The newspaper reports that restaurants like Cook’s Country Kitchen in the city of White Sulphur Springs are now trying to pick up the pieces after being enveloped by flood waters. In a Facebook post dated June 29, the restaurant wrote that its efforts to clean up had been hindered due to a lack of running water:
In a separate post, the restaurant announced that it would be closed indefinitely due to the damage sustained during the flood. Photos showed water rushing by and through the restaurant, which looked to be full of at least ankle-deep water.
Nearby, historic resort The Greenbrier was forced to close for two weeks due to the flooding; it's set to reopen July 12. "We had some major damage in different parts of the hotel, and it’s taken a lot of work to get The Greenbrier back to the standard that our guests expect," said Jim Justice, Greenbrier owner and CEO, in a press release. "But my dad once told me that if you can’t get it done in 24 hours a day, then you’re gonna have to work nights. We’ve worked a lot of nights, because we know just how important it is to have The Greenbrier up and running and guests coming here to visit."

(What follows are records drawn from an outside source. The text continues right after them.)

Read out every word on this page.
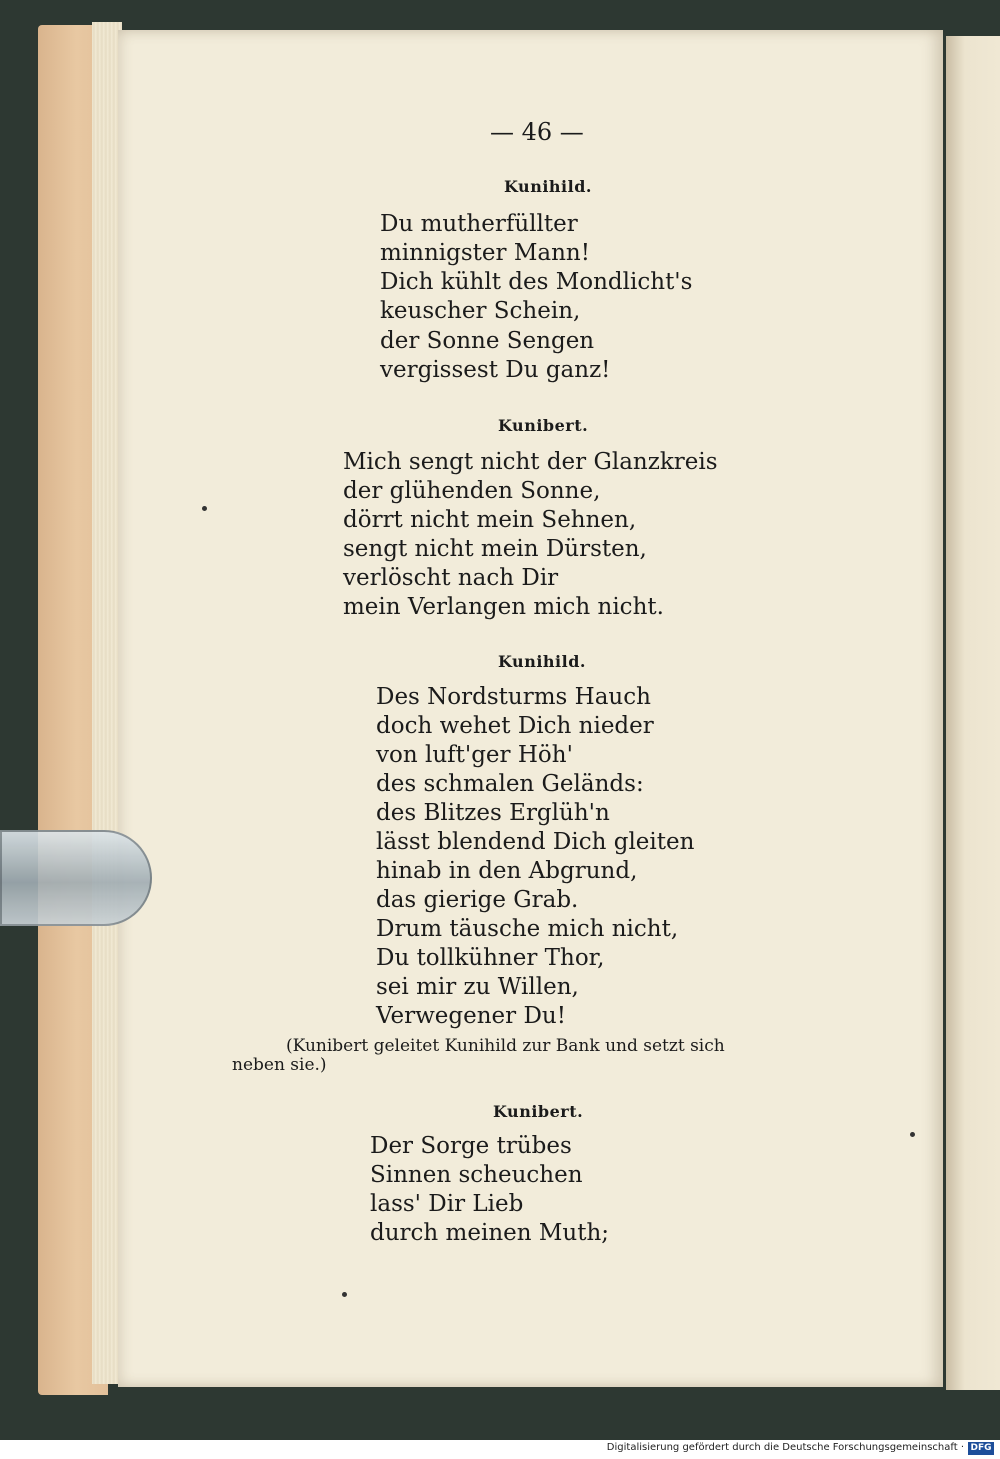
— 46 —
Kunihild.
Du mutherfüllter
minnigster Mann!
Dich kühlt des Mondlicht's
keuscher Schein,
der Sonne Sengen
vergissest Du ganz!
Kunibert.
Mich sengt nicht der Glanzkreis
der glühenden Sonne,
dörrt nicht mein Sehnen,
sengt nicht mein Dürsten,
verlöscht nach Dir
mein Verlangen mich nicht.
Kunihild.
Des Nordsturms Hauch
doch wehet Dich nieder
von luft'ger Höh'
des schmalen Geländs:
des Blitzes Erglüh'n
lässt blendend Dich gleiten
hinab in den Abgrund,
das gierige Grab.
Drum täusche mich nicht,
Du tollkühner Thor,
sei mir zu Willen,
Verwegener Du!
(Kunibert geleitet Kunihild zur Bank und setzt sich
neben sie.)
Kunibert.
Der Sorge trübes
Sinnen scheuchen
lass' Dir Lieb
durch meinen Muth;
Digitalisierung gefördert durch die Deutsche Forschungsgemeinschaft · DFG
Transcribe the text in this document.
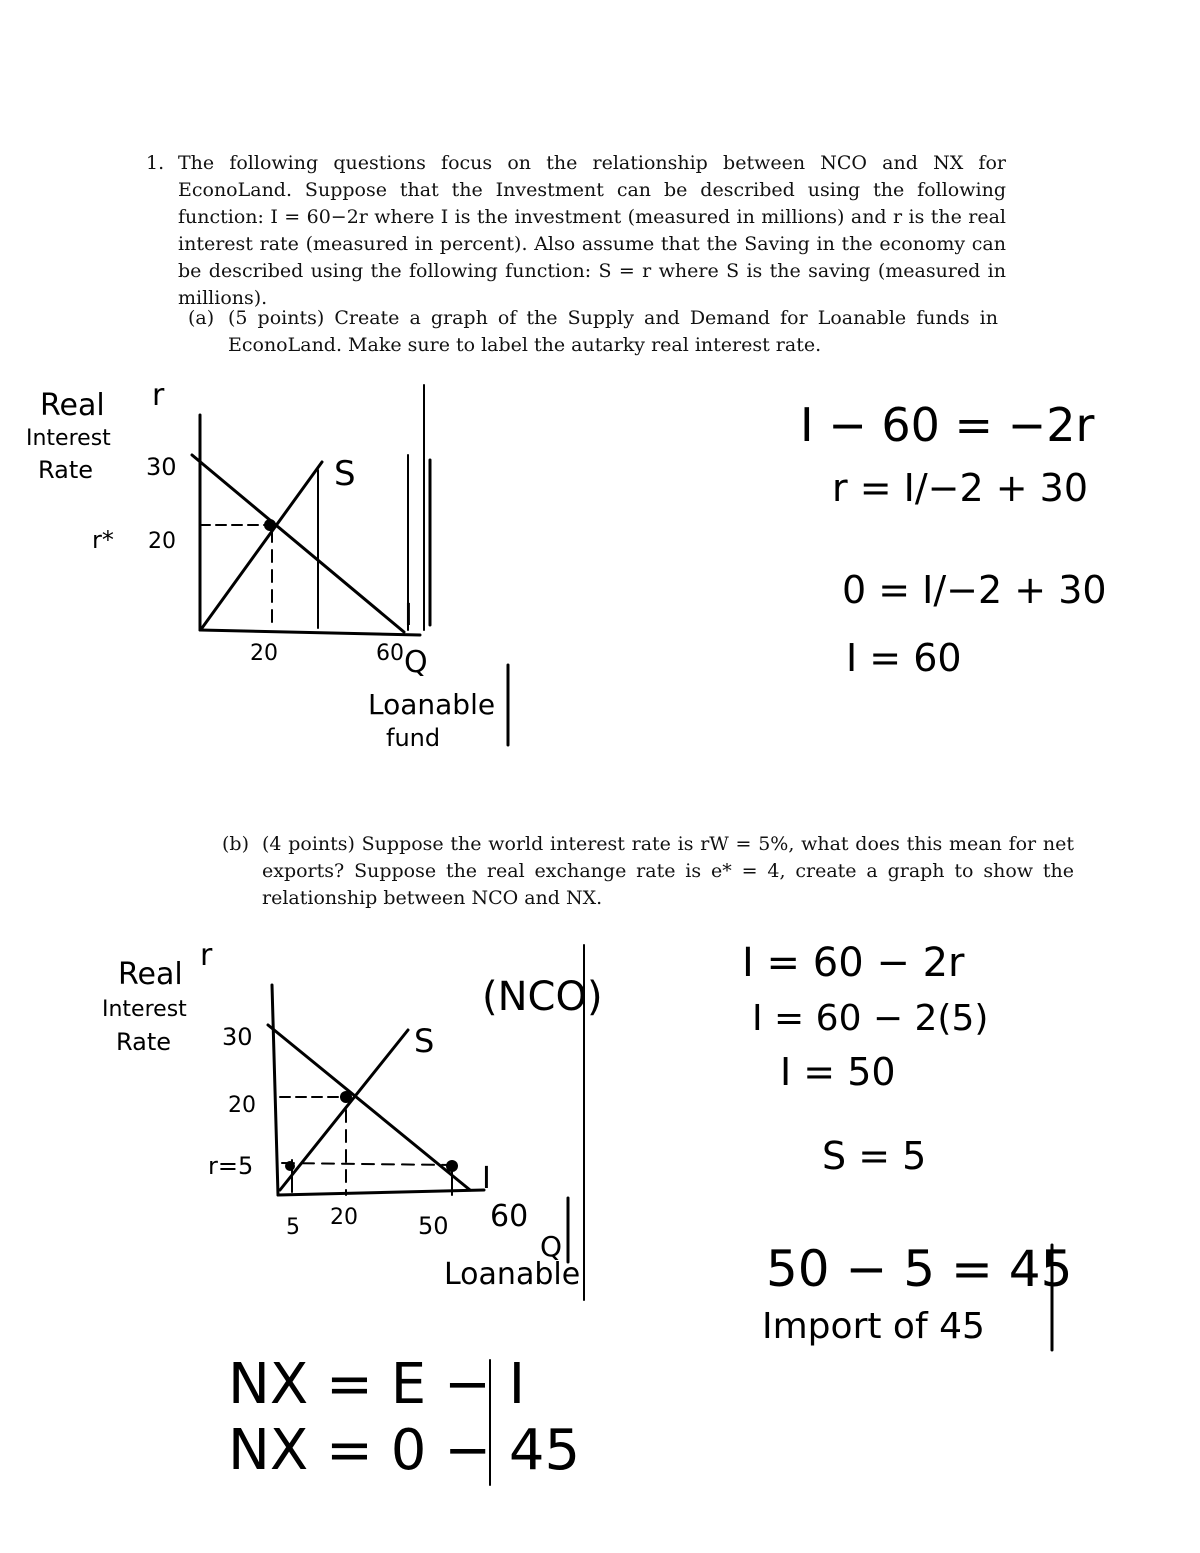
1. The following questions focus on the relationship between NCO and NX for EconoLand. Suppose that the Investment can be described using the following function: I = 60−2r where I is the investment (measured in millions) and r is the real interest rate (measured in percent). Also assume that the Saving in the economy can be described using the following function: S = r where S is the saving (measured in millions).
(a) (5 points) Create a graph of the Supply and Demand for Loanable funds in EconoLand. Make sure to label the autarky real interest rate.
(b) (4 points) Suppose the world interest rate is rW = 5%, what does this mean for net exports? Suppose the real exchange rate is e* = 4, create a graph to show the relationship between NCO and NX.
Real r
Interest
Rate 30
r* 20
20	60
S
I
Q
Loanable
fund
I − 60 = −2r
r = I/−2 + 30
0 = I/−2 + 30
I = 60
Real
r
Interest
Rate 30
20
r=5
5 20	50 60
S
I
Q
Loanable
(NCO)
I = 60 − 2r
I = 60 − 2(5)
I = 50
S = 5
50 − 5 = 45
Import of 45
NX = E − I
NX = 0 − 45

Nearly 2,000 people work at the resort, making it one of the largest employers in southern West Virginia. "For this region and this state to get back on its feet, the people need to be working," said Justice. "A number of team members at The Greenbrier lost everything, and they can’t rebuild if they don’t have a place to work."
The resort has been operating as a shelter of sorts for flood victims, housing and feeding more than 700 people since flooding first swept through the region in late June.
Fruits of Labor, a restaurant that doubles as a training program for drug offenders looking to get back on their feet, reportedly lost everything in the floods — "every supply, every fork, every spoon, every fridge," according to local news station WDBJ7. Local groups are currently fundraising so that the restaurant, and others like it, can eventually reopen.